President Donald Trump announced yesterday that the U.S. and Mexico will forge a new trade accord and signaled that Canada could be left out of the trade equation altogether.
“We’re going to call it the United States/Mexico Trade Agreement,” Trump said. Nafta “has a bad connotation because the United States was hurt very badly by Nafta for many years.”
The president hailed the Mexico agreement as “a big day for trade.”
U.S. Secretary of Agriculture Sonny Perdue said the agreement with Mexico shows President Trump “has achieved important improvements in the agreement to enable our agricultural producers to be treated more fairly. This breakthrough demonstrates that the President’s common-sense strategy of holding trading partners accountable will produce results.”
Reaction from U.S. agricultural leaders to the announcement has been mixed.
“Mexico is extremely important to every sector we represent,” the U.S. Grains Council said in a prepared statement. “Yet, so too is Canada, our second largest ethanol market and a top-10 corn market. We hope the agreement today opens the door for Canada’s reengagement, and we continue to oppose withdrawal from the existing NAFTA under any circumstances except the adoption of a new, beneficial and trilateral pact.”
The National Corn Growers Association (NCGA) reacted similarly. While the association is pleased with the Mexico agreement, it wants Canada brought into negotiations and doesn’t want the administration to toss NAFTA out the door. “…We urge President Trump not to terminate the underlying agreement until full trilateral negotiations have been concluded and a new agreement is secured,” said association president, Kevin Skunes, in a prepared statement. “This new agreement has the potential to deliver the economic certainty rural America needs, prematurely terminating the existing agreement would only undermine that potential.”

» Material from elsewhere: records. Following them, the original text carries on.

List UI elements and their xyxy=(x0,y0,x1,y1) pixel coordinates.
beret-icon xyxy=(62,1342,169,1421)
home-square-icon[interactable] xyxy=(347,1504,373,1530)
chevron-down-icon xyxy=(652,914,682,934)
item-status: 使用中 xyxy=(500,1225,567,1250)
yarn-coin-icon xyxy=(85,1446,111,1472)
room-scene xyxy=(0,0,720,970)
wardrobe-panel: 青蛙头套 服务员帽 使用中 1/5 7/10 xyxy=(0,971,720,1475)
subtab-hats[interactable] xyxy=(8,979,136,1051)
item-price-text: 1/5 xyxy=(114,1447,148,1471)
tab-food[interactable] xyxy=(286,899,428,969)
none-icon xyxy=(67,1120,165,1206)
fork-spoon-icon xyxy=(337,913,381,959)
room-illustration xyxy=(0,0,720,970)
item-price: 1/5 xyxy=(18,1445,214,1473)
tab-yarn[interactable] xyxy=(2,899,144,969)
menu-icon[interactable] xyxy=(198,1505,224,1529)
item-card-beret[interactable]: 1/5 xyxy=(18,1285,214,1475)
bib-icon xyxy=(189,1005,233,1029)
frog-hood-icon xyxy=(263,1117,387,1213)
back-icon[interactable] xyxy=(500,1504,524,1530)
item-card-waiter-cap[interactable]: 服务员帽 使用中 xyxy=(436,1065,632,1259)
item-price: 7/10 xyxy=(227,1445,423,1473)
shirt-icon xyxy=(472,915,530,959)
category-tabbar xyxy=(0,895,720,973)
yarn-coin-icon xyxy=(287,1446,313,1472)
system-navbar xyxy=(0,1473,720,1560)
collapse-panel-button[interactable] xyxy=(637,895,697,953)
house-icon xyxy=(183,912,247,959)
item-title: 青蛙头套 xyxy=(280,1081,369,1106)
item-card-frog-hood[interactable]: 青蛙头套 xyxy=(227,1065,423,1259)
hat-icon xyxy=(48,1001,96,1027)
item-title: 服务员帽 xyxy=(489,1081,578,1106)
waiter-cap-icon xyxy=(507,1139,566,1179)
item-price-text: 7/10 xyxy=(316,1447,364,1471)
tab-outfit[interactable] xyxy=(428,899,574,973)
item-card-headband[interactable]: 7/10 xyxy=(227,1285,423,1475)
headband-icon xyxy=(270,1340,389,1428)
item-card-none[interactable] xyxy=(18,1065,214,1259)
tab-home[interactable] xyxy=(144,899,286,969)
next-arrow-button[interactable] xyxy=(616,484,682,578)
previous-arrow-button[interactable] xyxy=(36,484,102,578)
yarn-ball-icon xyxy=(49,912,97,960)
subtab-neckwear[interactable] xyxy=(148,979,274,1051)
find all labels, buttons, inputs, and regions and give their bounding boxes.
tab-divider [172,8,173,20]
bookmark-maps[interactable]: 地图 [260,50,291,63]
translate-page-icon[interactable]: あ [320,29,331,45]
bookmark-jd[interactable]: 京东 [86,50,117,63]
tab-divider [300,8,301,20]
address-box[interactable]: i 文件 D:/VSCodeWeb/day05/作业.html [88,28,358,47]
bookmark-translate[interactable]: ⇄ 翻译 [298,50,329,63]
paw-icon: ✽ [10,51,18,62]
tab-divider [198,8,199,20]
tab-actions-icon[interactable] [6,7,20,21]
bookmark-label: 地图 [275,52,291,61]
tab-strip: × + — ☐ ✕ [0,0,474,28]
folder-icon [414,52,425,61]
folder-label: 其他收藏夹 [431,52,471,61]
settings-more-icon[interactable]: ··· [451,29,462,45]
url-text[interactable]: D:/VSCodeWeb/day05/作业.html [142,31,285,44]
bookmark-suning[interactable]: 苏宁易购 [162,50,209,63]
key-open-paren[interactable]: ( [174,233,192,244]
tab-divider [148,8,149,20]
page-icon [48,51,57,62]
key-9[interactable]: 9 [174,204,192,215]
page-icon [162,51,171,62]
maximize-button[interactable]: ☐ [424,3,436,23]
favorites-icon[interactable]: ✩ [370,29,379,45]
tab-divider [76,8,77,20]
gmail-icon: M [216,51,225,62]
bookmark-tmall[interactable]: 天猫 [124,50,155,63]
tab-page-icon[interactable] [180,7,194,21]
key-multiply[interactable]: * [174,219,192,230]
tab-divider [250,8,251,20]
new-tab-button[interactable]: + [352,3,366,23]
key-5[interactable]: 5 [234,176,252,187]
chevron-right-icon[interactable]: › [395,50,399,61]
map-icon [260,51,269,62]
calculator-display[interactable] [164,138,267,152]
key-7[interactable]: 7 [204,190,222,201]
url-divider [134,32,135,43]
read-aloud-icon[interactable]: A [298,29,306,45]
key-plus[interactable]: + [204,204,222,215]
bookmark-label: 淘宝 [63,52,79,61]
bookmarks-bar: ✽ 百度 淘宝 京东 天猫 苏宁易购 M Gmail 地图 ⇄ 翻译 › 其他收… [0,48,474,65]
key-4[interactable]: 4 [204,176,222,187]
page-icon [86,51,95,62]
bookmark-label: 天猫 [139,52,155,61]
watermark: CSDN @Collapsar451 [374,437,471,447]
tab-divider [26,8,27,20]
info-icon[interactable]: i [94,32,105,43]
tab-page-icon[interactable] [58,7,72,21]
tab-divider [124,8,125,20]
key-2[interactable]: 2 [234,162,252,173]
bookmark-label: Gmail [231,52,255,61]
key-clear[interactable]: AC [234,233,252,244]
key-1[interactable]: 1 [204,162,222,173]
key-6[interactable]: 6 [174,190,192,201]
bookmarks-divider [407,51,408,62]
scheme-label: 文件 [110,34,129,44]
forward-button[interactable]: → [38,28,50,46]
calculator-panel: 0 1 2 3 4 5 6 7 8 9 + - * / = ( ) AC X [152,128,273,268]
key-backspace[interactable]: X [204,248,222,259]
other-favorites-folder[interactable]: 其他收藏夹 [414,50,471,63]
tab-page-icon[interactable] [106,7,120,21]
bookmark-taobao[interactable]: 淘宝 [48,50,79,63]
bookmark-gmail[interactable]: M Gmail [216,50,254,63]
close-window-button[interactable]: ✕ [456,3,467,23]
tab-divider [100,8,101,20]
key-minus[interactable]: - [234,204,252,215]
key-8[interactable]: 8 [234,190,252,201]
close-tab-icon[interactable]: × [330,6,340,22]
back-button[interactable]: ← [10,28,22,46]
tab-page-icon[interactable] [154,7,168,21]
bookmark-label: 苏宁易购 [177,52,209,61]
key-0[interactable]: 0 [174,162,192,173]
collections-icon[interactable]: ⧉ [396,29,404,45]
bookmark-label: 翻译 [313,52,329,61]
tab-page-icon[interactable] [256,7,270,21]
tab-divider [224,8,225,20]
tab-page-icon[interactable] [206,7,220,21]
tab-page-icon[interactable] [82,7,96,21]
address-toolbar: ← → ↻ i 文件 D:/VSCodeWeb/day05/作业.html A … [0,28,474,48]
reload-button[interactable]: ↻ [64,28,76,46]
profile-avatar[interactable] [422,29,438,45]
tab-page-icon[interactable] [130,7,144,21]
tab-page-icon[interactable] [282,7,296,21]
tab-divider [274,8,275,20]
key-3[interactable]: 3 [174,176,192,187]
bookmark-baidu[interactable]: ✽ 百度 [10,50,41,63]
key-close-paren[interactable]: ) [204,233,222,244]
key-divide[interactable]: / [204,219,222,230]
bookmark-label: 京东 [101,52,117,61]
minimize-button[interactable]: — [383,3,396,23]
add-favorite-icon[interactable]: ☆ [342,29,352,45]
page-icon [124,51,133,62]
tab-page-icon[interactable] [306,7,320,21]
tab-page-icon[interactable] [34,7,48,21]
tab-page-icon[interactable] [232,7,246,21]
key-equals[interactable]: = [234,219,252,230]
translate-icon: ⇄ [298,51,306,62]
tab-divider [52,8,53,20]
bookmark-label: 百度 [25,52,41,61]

American Soybean Association (ASA) President John Heisdorffer, a soy grower from Keota, Iowa, said, “We need NAFTA and new free trade agreements to build and ensure the certainty of our markets for soy and livestock product exports. Approval of NAFTA would be a big step in the right direction for us, with the uncertainty and market loss resulting from China’s tariff on U.S. soybeans. We are hopeful that a new NAFTA agreement will set the tone for more trade agreements to come.”